Od czasu wydania tej pozycji minęło 20 lat (a tak naprawdę to ten tekst który cytujesz powstał na bazie jeszcze dawniejszych adhortacji i encyklik papieskich) i dziś już zmieniło się rozumienie głównego celu istnienia małżeństwa. Tak jak dawniej rzeczywiście płodność, dzietność, była wybijana na pierwszy plan, tak obecnie akcenty ulegają przesunięciu i - zupełnie nie negując uprzywilejowanej funkcji i ważnego zadania powołania nowego życia - mówi się jednak teraz o tym nieco inaczej, że:

Cytuj:
Małżeństwo jest przede wszystkim głęboką wspólnotą życia i miłości małżeńskiej, stanowiącą dobro dla samych małżonków, a seksualność jest podporządkowana miłości małżeńskiej mężczyzny i kobiety (AL 80)

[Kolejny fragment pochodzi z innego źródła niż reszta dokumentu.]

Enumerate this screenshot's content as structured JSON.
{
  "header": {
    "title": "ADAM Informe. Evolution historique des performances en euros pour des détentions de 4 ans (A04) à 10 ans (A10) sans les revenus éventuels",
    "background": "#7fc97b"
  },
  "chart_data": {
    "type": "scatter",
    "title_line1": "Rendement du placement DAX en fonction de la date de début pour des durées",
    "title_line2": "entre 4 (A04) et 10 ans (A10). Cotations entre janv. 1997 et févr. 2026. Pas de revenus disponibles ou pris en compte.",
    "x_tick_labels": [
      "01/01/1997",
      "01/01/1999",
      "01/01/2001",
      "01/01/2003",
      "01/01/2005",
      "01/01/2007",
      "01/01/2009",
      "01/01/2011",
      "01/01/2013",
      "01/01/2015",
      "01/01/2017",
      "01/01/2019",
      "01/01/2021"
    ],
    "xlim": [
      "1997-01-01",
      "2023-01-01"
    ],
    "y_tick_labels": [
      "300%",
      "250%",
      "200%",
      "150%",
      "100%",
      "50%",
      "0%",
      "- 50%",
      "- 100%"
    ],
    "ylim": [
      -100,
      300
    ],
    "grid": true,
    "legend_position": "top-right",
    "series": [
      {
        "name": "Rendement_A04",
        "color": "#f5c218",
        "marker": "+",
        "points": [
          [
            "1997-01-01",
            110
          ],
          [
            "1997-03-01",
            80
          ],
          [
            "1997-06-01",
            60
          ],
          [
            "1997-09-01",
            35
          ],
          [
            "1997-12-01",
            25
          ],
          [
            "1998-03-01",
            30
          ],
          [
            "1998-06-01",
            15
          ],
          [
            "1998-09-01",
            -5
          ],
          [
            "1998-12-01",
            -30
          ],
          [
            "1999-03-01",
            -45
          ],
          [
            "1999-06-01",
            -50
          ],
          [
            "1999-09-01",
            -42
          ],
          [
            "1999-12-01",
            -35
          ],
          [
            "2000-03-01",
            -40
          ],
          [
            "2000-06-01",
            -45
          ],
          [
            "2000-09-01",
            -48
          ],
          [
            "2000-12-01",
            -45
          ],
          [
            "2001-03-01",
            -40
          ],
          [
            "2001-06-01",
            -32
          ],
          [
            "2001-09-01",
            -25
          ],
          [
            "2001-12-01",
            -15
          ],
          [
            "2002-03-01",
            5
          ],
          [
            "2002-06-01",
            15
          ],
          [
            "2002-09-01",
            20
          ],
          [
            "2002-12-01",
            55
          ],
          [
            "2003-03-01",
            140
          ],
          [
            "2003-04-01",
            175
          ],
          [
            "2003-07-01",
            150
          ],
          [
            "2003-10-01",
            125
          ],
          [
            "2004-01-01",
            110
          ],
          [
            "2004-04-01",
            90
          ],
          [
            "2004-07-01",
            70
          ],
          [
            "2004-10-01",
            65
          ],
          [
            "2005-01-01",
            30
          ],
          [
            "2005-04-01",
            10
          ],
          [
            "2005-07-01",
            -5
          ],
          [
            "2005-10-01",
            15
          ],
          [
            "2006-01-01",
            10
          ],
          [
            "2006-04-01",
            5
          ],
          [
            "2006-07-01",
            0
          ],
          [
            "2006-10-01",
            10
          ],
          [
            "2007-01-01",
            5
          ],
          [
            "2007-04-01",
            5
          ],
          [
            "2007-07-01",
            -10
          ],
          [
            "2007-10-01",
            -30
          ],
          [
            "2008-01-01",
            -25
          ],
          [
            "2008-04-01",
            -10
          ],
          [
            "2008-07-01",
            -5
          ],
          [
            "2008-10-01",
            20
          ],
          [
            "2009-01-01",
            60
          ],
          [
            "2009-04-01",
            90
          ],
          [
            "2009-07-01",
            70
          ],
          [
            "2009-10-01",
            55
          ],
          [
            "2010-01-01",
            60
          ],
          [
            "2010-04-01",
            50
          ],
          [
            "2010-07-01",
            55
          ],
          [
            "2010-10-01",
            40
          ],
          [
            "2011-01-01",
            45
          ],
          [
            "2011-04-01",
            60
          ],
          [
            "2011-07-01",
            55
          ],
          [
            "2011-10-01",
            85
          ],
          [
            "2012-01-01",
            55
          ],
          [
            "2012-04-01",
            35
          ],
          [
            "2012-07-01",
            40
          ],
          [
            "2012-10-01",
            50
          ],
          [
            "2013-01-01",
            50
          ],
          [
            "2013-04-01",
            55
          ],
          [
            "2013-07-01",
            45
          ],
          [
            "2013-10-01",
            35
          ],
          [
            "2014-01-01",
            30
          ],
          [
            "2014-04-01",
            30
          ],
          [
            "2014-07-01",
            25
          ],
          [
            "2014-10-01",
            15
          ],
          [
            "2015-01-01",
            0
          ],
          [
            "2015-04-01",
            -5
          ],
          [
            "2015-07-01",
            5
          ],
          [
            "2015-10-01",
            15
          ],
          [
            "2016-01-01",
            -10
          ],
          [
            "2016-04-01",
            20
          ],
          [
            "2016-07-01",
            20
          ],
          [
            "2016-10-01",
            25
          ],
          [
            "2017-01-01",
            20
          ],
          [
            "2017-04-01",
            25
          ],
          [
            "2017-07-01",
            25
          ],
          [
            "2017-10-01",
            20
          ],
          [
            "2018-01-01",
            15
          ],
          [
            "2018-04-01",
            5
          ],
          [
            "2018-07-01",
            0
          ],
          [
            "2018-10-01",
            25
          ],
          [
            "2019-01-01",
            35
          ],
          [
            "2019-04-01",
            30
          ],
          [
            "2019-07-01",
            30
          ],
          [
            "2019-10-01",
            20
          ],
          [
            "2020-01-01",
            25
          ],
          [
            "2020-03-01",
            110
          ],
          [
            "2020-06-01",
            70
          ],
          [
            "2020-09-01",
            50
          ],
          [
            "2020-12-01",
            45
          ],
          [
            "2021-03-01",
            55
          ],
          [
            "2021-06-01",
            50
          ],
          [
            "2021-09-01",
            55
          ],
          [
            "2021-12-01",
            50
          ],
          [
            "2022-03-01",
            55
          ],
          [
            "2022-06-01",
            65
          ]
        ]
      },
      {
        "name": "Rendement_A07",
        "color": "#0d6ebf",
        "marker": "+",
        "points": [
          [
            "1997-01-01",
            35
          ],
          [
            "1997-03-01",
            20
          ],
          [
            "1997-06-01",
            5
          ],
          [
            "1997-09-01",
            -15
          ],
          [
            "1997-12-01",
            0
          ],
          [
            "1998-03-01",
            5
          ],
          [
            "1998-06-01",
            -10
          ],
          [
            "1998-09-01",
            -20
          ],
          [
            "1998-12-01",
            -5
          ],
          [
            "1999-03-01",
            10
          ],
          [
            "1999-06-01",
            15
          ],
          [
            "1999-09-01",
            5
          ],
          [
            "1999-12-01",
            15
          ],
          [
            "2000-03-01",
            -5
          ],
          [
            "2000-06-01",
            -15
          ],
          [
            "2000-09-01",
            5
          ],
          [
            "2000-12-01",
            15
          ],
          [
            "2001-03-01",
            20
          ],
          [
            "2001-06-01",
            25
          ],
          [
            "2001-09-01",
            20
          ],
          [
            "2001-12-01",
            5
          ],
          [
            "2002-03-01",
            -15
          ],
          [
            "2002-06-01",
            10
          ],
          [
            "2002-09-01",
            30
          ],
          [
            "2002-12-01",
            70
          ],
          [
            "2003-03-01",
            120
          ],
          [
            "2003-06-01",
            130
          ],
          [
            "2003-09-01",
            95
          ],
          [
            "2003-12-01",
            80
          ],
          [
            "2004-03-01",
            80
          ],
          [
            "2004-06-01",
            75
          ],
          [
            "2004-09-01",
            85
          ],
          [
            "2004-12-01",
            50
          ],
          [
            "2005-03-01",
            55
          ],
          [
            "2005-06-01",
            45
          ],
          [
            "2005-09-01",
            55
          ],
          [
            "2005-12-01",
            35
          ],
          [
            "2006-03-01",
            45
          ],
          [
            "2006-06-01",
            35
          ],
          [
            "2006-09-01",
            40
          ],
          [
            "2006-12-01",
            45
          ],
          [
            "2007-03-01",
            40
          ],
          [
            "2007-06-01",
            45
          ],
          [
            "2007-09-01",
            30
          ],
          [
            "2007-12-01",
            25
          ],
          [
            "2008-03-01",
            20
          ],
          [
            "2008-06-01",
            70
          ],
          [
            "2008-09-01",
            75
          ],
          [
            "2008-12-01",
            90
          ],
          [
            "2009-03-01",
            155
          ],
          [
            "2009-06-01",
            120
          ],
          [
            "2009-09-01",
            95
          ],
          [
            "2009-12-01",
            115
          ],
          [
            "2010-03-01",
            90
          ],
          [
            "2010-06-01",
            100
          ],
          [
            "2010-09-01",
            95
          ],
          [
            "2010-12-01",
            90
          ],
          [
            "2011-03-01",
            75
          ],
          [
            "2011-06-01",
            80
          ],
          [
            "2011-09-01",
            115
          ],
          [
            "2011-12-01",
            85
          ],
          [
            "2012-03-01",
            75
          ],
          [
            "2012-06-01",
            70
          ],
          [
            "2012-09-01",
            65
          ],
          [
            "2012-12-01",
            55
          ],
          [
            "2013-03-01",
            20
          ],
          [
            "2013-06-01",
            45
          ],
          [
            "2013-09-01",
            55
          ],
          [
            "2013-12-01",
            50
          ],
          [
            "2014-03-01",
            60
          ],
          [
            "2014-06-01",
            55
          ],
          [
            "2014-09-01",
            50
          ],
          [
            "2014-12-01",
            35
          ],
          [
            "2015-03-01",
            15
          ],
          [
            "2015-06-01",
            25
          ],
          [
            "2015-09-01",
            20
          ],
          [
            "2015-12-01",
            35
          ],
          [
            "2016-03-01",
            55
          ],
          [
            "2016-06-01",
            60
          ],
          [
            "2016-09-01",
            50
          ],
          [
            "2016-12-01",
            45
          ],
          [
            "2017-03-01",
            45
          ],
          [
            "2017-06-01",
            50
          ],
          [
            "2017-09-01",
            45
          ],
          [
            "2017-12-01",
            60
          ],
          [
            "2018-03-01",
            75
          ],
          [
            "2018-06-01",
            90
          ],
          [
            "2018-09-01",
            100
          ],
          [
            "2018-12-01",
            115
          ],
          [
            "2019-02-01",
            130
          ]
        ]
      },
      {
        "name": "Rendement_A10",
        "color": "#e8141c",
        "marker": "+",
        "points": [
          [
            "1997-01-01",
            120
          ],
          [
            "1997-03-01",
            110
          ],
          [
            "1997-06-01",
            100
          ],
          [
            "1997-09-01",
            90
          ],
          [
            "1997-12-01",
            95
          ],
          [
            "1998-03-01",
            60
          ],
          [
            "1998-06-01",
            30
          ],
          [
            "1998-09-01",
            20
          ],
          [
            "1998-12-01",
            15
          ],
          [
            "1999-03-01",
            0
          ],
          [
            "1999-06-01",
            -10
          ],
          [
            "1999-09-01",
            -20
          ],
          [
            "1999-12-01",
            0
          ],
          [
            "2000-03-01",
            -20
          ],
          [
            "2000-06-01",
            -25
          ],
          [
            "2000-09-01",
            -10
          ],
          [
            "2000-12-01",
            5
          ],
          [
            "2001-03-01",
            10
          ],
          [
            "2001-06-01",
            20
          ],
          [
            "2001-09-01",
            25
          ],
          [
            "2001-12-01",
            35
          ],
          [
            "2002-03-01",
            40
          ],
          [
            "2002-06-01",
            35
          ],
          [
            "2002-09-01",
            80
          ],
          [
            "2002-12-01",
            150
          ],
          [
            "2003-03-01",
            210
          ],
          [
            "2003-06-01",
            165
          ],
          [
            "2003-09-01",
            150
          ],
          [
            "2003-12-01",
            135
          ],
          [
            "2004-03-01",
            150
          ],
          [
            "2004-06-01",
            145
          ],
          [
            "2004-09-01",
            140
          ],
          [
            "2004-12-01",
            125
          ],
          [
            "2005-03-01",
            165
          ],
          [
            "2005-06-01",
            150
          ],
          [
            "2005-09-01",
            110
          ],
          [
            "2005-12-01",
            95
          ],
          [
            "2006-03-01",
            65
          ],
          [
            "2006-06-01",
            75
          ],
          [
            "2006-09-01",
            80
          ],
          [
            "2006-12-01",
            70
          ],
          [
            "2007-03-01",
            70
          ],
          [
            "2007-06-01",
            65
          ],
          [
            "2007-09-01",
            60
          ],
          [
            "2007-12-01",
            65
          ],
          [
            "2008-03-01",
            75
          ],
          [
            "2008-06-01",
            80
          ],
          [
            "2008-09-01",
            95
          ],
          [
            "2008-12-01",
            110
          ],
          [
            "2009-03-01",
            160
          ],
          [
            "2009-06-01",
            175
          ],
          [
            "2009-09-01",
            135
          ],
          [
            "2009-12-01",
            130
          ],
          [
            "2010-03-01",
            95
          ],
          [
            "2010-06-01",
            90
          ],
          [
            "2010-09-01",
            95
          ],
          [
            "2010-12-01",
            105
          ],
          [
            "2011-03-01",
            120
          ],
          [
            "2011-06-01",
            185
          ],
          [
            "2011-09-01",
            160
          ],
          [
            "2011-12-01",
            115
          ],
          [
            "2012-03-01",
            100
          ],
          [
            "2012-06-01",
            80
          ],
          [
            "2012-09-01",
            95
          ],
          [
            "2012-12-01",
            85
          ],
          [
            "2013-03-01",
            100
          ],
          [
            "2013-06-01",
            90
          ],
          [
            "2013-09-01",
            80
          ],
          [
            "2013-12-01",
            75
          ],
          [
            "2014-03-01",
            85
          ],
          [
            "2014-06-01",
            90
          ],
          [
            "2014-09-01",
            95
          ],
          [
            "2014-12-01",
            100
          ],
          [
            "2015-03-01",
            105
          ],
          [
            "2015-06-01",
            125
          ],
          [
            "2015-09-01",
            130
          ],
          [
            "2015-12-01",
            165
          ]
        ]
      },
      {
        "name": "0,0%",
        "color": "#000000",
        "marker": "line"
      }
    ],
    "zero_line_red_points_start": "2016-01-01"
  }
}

Wspólnota która jest dobrem dla nich samych, a dopiero ze środka tej wspólnoty i miłości wywodzi się płodność i nowe życie które zrodzi się przez tą małżeńską wspólnotę. Jednak nawet gdyby taki cel się z jakichś przyczyn nie realizował, to małżeństwo nadal jest dobre i wcale nie gorsze.

Adhortacja pisze o tym bardzo szeroko, ale m.in. definiuje co jest tym wspólnym dobrem małżeństwa - w bonum coniugum wchodzi:

Cytuj:
jedność, otwarcie na życie, wierność oraz nierozerwalność, a także wzajemna pomoc na drodze jak najpełniejszej przyjaźni z Panem (AL77)


Cytaty pochodzą z adhortacji Amoris Laetitia.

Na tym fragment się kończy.